Duck Jerky a la Kate Hill of "Camont"

June  7, 2012
0 Ratings
  • Serves 6
Author Notes

The story of my journey with duck jerky begins in my last recipe, Green salad with poached egg, duck jerky crumble and duck crackling. Because I was asked for the recipe for making duck jerky, I have spent part of last night and today making my own in an oven for the first time. It was a great success. I like mine better than Simon's cooked in the dehydrator. Mine sings much more of Gascony, the home of foie gras and ducks in France. Kate Hill wrote " I like to use the classic combination of ancient spices known as quatre epices, once used to help preserve meat..."(A Culinary Journey in Gascony, p99). I have used Kate's spice formula for dry rubbing duck breasts. Last night I prepared the spices, combined them with Armagnac to make the marinade. This afternoon I slow cooked the duck jerky. It is divine. I commend it to you. Of course you can use your own spices to get an entirely different flavor and just use the method. —krusher

What You'll Need
  • 1 tablespoon juniper berries, roasted in a pan
  • 1/2 teaspoon each ground cinnamon, nutmeg, ginger
  • 1/4 teaspoon each ground cloves, freshly ground black pepper
  • 1/2 teaspoon sea salt flakes
  • 1/3 cup Armagnac (or other brandy of good quality)
  • 1/4 teaspoon red pepper flakes (optional)
  • 2 duck breasts (with skin and fat removed)
  1. MAKING THE MARINADE - Have your way with the roasted juniper berries, cinnamon, nutmeg, ginger, cloves, freshly ground pepper, salt flakes and red pepper flakes (optional) with your mortar and pestle ensuring everything is ground and mixed. The aroma will be intoxicating and worth the workout. You can whiz them in a small coffee grinder if the pounding doesn't do it for you. Add the Armagnac to the spice and mix into a loose paste (less one healthy sip/slurp for the cook - I figure you need to KNOW what the duck is experiencing).
  2. ADMINISTERING THE MARINADE - slice the the duck breasts into thin strips (approx 1 inch wide and 3-5 inches long). Put into a glass bowl. Add the spice marinade and massage all the pieces thoroughly to ensure they are suitably introduced. Cover and put into the fridge. Just before you go to bed, sneak back the fridge and tenderly massage again. Cover and leave the chemistry do its own thing. A magic marriage of flavors will occur.
  3. PREPARING TO COOK - next day take the duck out of the marinade and dry thoroughly with paper towels. Discard the marinade and the wet paper towels. Cover a large flat baking tray with foil and place baking wire racks on top. Carefully place the marinated duck strips on the racks with adequate space between to allow the warm oven air to circulate and assist the drying.
  4. SLOW, SLOW COOKING - bake in a moderate oven (170F fan-forced) for 5-6 hours or until the duck strips are dried but still flexible. Remove from the oven and cool.
  5. DUCK JERKY CRUMBLE - take 3/4 cup of frozen jerky and put in a small food processor. Whizz until you see medium size crumbs (think medium-sized breadcrumbs - that's the size you're aiming for). Great for sprinkling on a salad or soup for an unexpected hit!
  6. As Julia Child would say, in this the 100th year since of her birth, "Bon appetit!"

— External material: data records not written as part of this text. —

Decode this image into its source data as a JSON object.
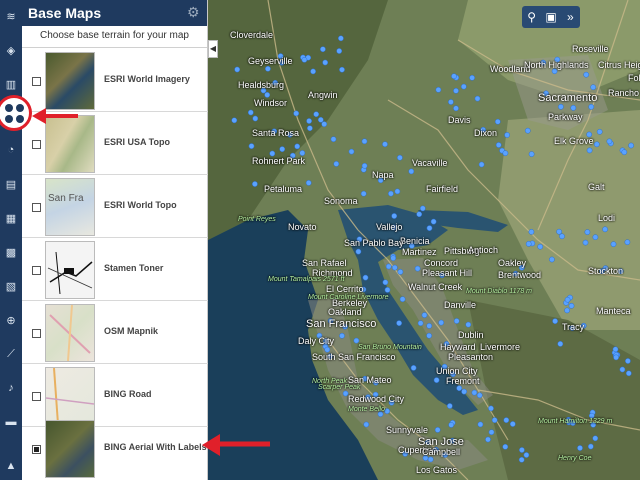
{
  "panel": {
    "title": "Base Maps",
    "subtitle": "Choose base terrain for your map",
    "items": [
      {
        "label": "ESRI World Imagery",
        "checked": false
      },
      {
        "label": "ESRI USA Topo",
        "checked": false
      },
      {
        "label": "ESRI World Topo",
        "checked": false
      },
      {
        "label": "Stamen Toner",
        "checked": false
      },
      {
        "label": "OSM Mapnik",
        "checked": false
      },
      {
        "label": "BING Road",
        "checked": false
      },
      {
        "label": "BING Aerial With Labels",
        "checked": true
      }
    ]
  },
  "thumb_text": {
    "world_topo": "San Fra"
  },
  "map": {
    "places": [
      {
        "name": "Cloverdale",
        "size": "n"
      },
      {
        "name": "Geyserville",
        "size": "n"
      },
      {
        "name": "Healdsburg",
        "size": "n"
      },
      {
        "name": "Windsor",
        "size": "n"
      },
      {
        "name": "Santa Rosa",
        "size": "n"
      },
      {
        "name": "Rohnert Park",
        "size": "n"
      },
      {
        "name": "Petaluma",
        "size": "n"
      },
      {
        "name": "Novato",
        "size": "n"
      },
      {
        "name": "San Rafael",
        "size": "n"
      },
      {
        "name": "Richmond",
        "size": "n"
      },
      {
        "name": "El Cerrito",
        "size": "n"
      },
      {
        "name": "Berkeley",
        "size": "n"
      },
      {
        "name": "Oakland",
        "size": "n"
      },
      {
        "name": "San Francisco",
        "size": "b"
      },
      {
        "name": "Daly City",
        "size": "n"
      },
      {
        "name": "South San Francisco",
        "size": "n"
      },
      {
        "name": "San Mateo",
        "size": "n"
      },
      {
        "name": "Redwood City",
        "size": "n"
      },
      {
        "name": "Sunnyvale",
        "size": "n"
      },
      {
        "name": "San Jose",
        "size": "b"
      },
      {
        "name": "Cupertino",
        "size": "n"
      },
      {
        "name": "Campbell",
        "size": "n"
      },
      {
        "name": "Los Gatos",
        "size": "n"
      },
      {
        "name": "Fremont",
        "size": "n"
      },
      {
        "name": "Union City",
        "size": "n"
      },
      {
        "name": "Hayward",
        "size": "n"
      },
      {
        "name": "Pleasanton",
        "size": "n"
      },
      {
        "name": "Livermore",
        "size": "n"
      },
      {
        "name": "Dublin",
        "size": "n"
      },
      {
        "name": "Danville",
        "size": "n"
      },
      {
        "name": "Walnut Creek",
        "size": "n"
      },
      {
        "name": "Concord",
        "size": "n"
      },
      {
        "name": "Pleasant Hill",
        "size": "n"
      },
      {
        "name": "Martinez",
        "size": "n"
      },
      {
        "name": "Pittsburg",
        "size": "n"
      },
      {
        "name": "Antioch",
        "size": "n"
      },
      {
        "name": "Oakley",
        "size": "n"
      },
      {
        "name": "Brentwood",
        "size": "n"
      },
      {
        "name": "Vallejo",
        "size": "n"
      },
      {
        "name": "Benicia",
        "size": "n"
      },
      {
        "name": "Napa",
        "size": "n"
      },
      {
        "name": "Fairfield",
        "size": "n"
      },
      {
        "name": "Vacaville",
        "size": "n"
      },
      {
        "name": "Dixon",
        "size": "n"
      },
      {
        "name": "Davis",
        "size": "n"
      },
      {
        "name": "Woodland",
        "size": "n"
      },
      {
        "name": "Sacramento",
        "size": "b"
      },
      {
        "name": "Elk Grove",
        "size": "n"
      },
      {
        "name": "Galt",
        "size": "n"
      },
      {
        "name": "Lodi",
        "size": "n"
      },
      {
        "name": "Stockton",
        "size": "n"
      },
      {
        "name": "Manteca",
        "size": "n"
      },
      {
        "name": "Tracy",
        "size": "n"
      },
      {
        "name": "Roseville",
        "size": "n"
      },
      {
        "name": "North Highlands",
        "size": "n"
      },
      {
        "name": "Citrus Heights",
        "size": "n"
      },
      {
        "name": "Folsom",
        "size": "n"
      },
      {
        "name": "Rancho Cordova",
        "size": "n"
      },
      {
        "name": "Parkway",
        "size": "n"
      },
      {
        "name": "Angwin",
        "size": "n"
      },
      {
        "name": "Sonoma",
        "size": "n"
      },
      {
        "name": "San Pablo Bay",
        "size": "n"
      },
      {
        "name": "Mount Tamalpais 2571 ft",
        "size": "g"
      },
      {
        "name": "Mount Caroline Livermore",
        "size": "g"
      },
      {
        "name": "Mount Diablo 1178 m",
        "size": "g"
      },
      {
        "name": "San Bruno Mountain",
        "size": "g"
      },
      {
        "name": "Monte Bello",
        "size": "g"
      },
      {
        "name": "Mount Hamilton 1329 m",
        "size": "g"
      },
      {
        "name": "Point Reyes",
        "size": "g"
      },
      {
        "name": "North Peak",
        "size": "g"
      },
      {
        "name": "Henry Coe",
        "size": "g"
      },
      {
        "name": "Scarper Peak",
        "size": "g"
      }
    ]
  }
}
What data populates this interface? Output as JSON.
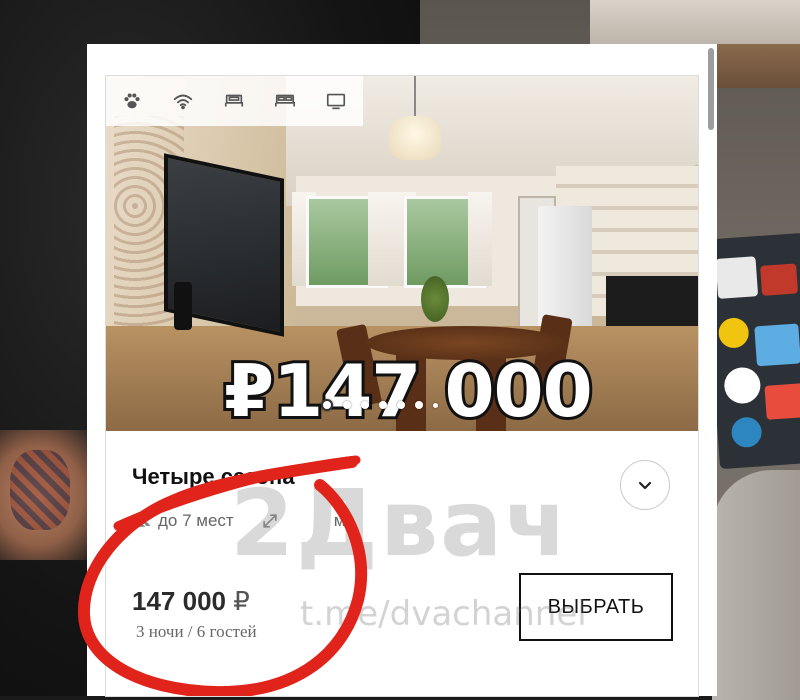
{
  "listing": {
    "amenities": [
      {
        "icon": "paw-icon"
      },
      {
        "icon": "wifi-icon"
      },
      {
        "icon": "single-bed-icon"
      },
      {
        "icon": "double-bed-icon"
      },
      {
        "icon": "tv-icon"
      }
    ],
    "photo_price_overlay": "₽147 000",
    "carousel": {
      "total": 7,
      "active": 1
    },
    "title": "Четыре сезона",
    "guests": "до 7 мест",
    "area_unit": "м²",
    "price": "147 000",
    "currency": "₽",
    "price_details": "3 ночи / 6 гостей",
    "select_button": "ВЫБРАТЬ"
  },
  "watermark": {
    "logo": "2Двач",
    "link": "t.me/dvachannel"
  },
  "colors": {
    "annotation": "#e0241b",
    "button_border": "#111111",
    "text_muted": "#666666"
  }
}
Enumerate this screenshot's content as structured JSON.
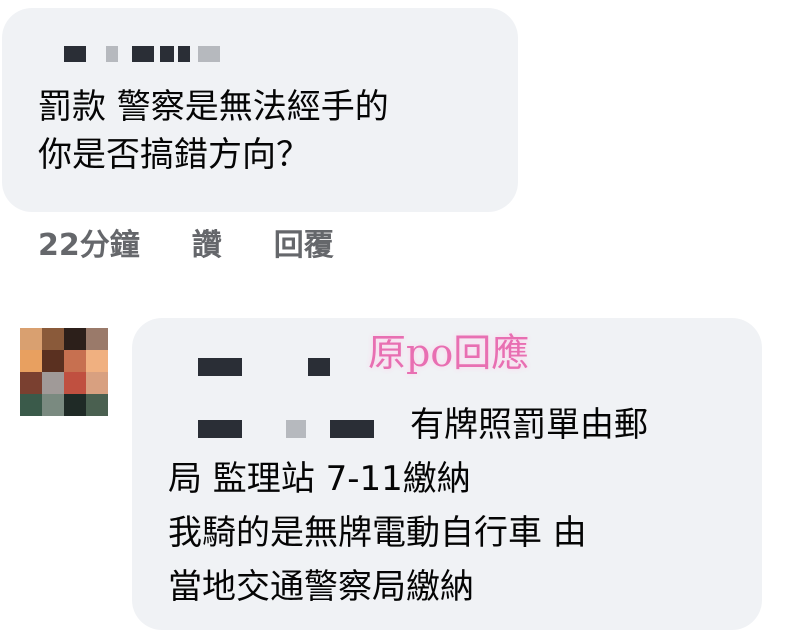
{
  "comment1": {
    "text_lines": [
      "罰款 警察是無法經手的",
      "你是否搞錯方向？"
    ],
    "timestamp": "22分鐘",
    "like_label": "讚",
    "reply_label": "回覆"
  },
  "comment2": {
    "annotation": "原po回應",
    "first_line_text": "有牌照罰單由郵",
    "text_lines": [
      "局 監理站 7-11繳納",
      "我騎的是無牌電動自行車 由",
      "當地交通警察局繳納"
    ]
  },
  "colors": {
    "bubble_bg": "#f0f2f5",
    "meta_text": "#65676b",
    "annotation_pink": "#e86fb2"
  }
}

See what other Food52ers are saying.

  • savorthis
  • krusher

3 Reviews

savorthis June 27, 2013
I had my eye on this quite a while ago and now that I have made my own (and first) jerky I would love to try this. And the crumble! What a fun idea....
krusher July 4, 2013
Someone just alerted me to yours and wondered whether there was a very close similarity. So I have just looked. I am sufficiently relaxed that your methodology is quite different and your marinade is also. To tell you the truth I hate jerky of any kind. I have visions of breaking my teeth on them and I'm not much for the endless chewing and the texture. So the freezing them and putting them into a food processor to turn them into crumbles was the only way around my dilemma. What I do love is DUCK. OMG. It's a to-the-grave-thing with me. Congratulations on your selection with your beef jerky recipe.
savorthis July 4, 2013
Purchased jerky can, indeed, be tough, but making it yourself means you can avoid the sinews and gnurdles. Mine was quite tender.